In my opinion, common use case for Firebug is developing own sites, not reverse engineering unknown possibly malicious web pages. So default option with disabled firebug for all websites except for localhost would be sufficient for me. If user enables it for some malicious site, it is his problem. It’s like downloading and running unknown app from warez site. Keep it simple, stupid and let the user decide! Now in new Firebug, we are all paying big performance penalties in javascript evaluation (console panel) just for this 0.001% case?

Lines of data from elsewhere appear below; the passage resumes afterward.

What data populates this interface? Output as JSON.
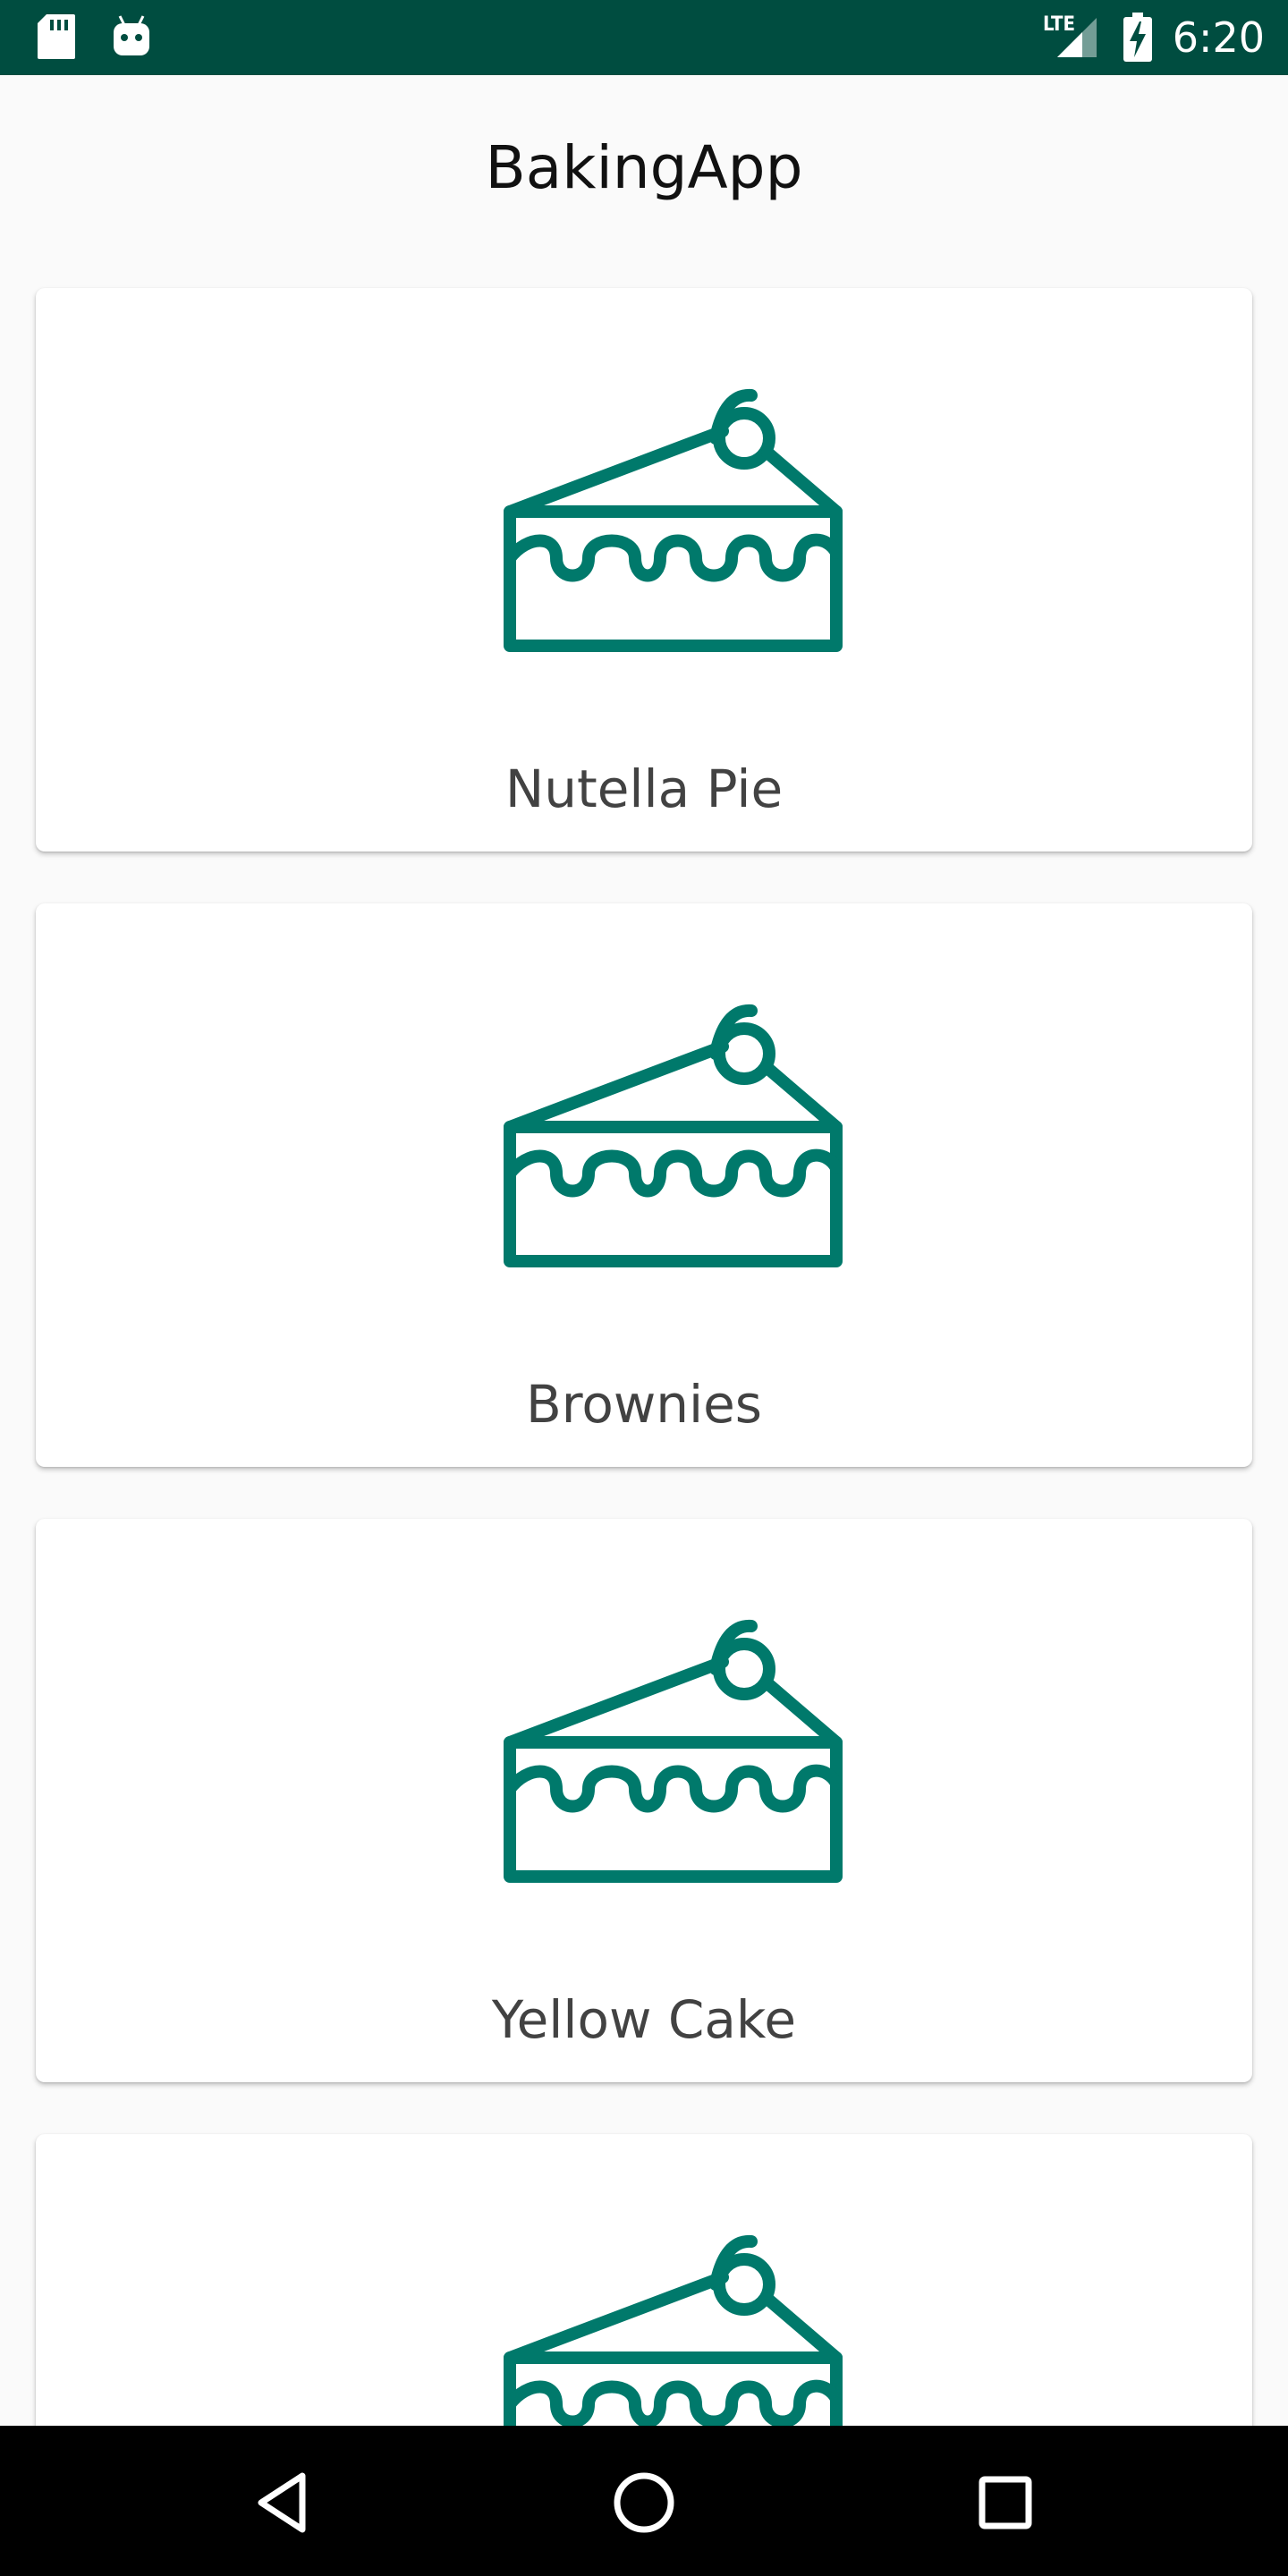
{
  "status_bar": {
    "time": "6:20",
    "network_label": "LTE",
    "icons": [
      "sd-card-icon",
      "android-icon",
      "lte-signal-icon",
      "battery-charging-icon"
    ]
  },
  "app_bar": {
    "title": "BakingApp"
  },
  "recipes": [
    {
      "name": "Nutella Pie",
      "icon": "cake-slice-icon"
    },
    {
      "name": "Brownies",
      "icon": "cake-slice-icon"
    },
    {
      "name": "Yellow Cake",
      "icon": "cake-slice-icon"
    },
    {
      "name": "",
      "icon": "cake-slice-icon"
    }
  ],
  "nav_bar": {
    "buttons": [
      "back-icon",
      "home-icon",
      "recents-icon"
    ]
  },
  "colors": {
    "status_bar": "#004d40",
    "accent": "#00796b",
    "background": "#fafafa",
    "card": "#ffffff",
    "label_text": "#424242"
  }
}
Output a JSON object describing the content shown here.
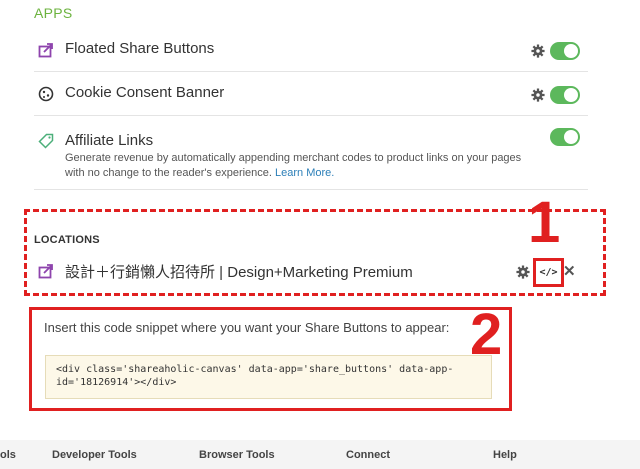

Ok, console panel is maybe not performance bottleneck. I give you another example. I’ve tried to implement Firebug extension which needs to evaluate some javascript in the context of running web page (repeatedly). After struggling with new FF3 security exceptions I’ve ended up using Firebug’s “reimplemented Firebug console and command line” how to communicate with running page and eval something inside it (I would call it “dirty hack” instead). The code is error prone, more than ugly and also pays big performance hit.

Does anyone know better solution how to do this in FF3?
http://github.com/darwin/firequery/blob/2fcd979cd28d5afda00bcdcf57e721c8323e015c/firefox/chrome/content/firequery.js#L110

It seems eval performance is show-stopper here.

Don’t take this too offensive. I admire hard work you guys do on Firebug. Without Firebug the webdevelopers would be still in middle ages. Thank you.